Zenko regresó y el almuerzo se sirvió. A pesar de lo abundante y delicioso de los manjares, Takeo apenas probó bocado. La conversación fue liviana y cortés, y se esforzó por participar en ella.

Una vez que hubieron terminado, Zenko acompañó a Kono a los aposentos para invitados. Jun y Shin aguardaban en el exterior, sentados en la veranda. Se pusieron en pie y en silencio siguieron a Takeo mientras se dirigía a sus habitaciones.

—El señor Kono no abandonará esta casa —ordenó—. Jun, aposta centinelas en el portón de entrada. Shin, acude al puerto de inmediato y comunica mis instrucciones. El señor Kono permanecerá en el Oeste hasta que yo haya dado mi permiso por escrito para su regreso a Miyako. Lo mismo atañe a la señora Arai y a sus hijos.

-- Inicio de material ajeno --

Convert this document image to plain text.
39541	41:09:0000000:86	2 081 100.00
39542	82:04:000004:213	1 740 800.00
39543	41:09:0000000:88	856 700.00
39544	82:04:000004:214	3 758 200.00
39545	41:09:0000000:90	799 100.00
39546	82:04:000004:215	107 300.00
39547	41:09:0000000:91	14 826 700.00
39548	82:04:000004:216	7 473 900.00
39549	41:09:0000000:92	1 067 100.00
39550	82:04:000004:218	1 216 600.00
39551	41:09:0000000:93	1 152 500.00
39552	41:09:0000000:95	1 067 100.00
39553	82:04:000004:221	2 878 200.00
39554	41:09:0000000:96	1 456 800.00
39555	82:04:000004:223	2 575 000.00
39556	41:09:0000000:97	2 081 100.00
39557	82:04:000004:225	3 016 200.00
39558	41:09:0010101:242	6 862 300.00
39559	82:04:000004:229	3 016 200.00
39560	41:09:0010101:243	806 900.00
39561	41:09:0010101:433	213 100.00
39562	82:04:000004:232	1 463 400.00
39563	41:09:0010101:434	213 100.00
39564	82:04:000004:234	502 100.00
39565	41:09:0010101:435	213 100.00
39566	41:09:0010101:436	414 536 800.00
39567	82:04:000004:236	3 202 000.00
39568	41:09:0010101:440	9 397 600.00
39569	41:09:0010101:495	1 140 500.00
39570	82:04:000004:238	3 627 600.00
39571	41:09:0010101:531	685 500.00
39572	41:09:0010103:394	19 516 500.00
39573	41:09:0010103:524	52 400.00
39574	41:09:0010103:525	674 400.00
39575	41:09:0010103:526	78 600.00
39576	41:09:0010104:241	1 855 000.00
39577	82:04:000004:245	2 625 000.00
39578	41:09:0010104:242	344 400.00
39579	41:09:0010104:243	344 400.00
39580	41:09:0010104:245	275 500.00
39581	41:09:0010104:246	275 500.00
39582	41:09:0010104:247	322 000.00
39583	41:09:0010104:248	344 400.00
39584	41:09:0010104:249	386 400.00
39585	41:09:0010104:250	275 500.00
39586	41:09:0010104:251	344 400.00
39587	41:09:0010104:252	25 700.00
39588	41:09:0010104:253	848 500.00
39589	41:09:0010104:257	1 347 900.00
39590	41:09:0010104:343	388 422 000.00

Los primos intercambiaron una mirada, pero se limitaron a responder:

—Como digáis, señor Otori.

—Minoru —Takeo se dirigió al escriba—: acompaña a Shin al puerto y averigua todo lo que puedas sobre las naves que se preparan para embarcar, en especial las destinadas a Akashi.

—Entiendo —respondió Minoru—. Regresaré lo antes posible.

Takeo se acomodó en la veranda y aguzó el oído. Escuchó cómo cambiaba la atmósfera de la casa a medida que sus instrucciones se llevaban a cabo: las pisadas de los guardias; las órdenes de Jun, insistentes y feroces; el inquieto vaivén de las criadas, sus murmullos incesantes; la exclamación de sorpresa por parte de Zenko; los consejos de Hana, transmitidos en susurros. Cuando Jun regresó, Takeo le ordenó que montara guardia a las puertas de sus aposentos y no permitiera que nadie le molestase. Entonces se retiró a su habitación y repasó el informe de Minoru sobre el encuentro con Kono mientras aguardaba el retorno de su escriba.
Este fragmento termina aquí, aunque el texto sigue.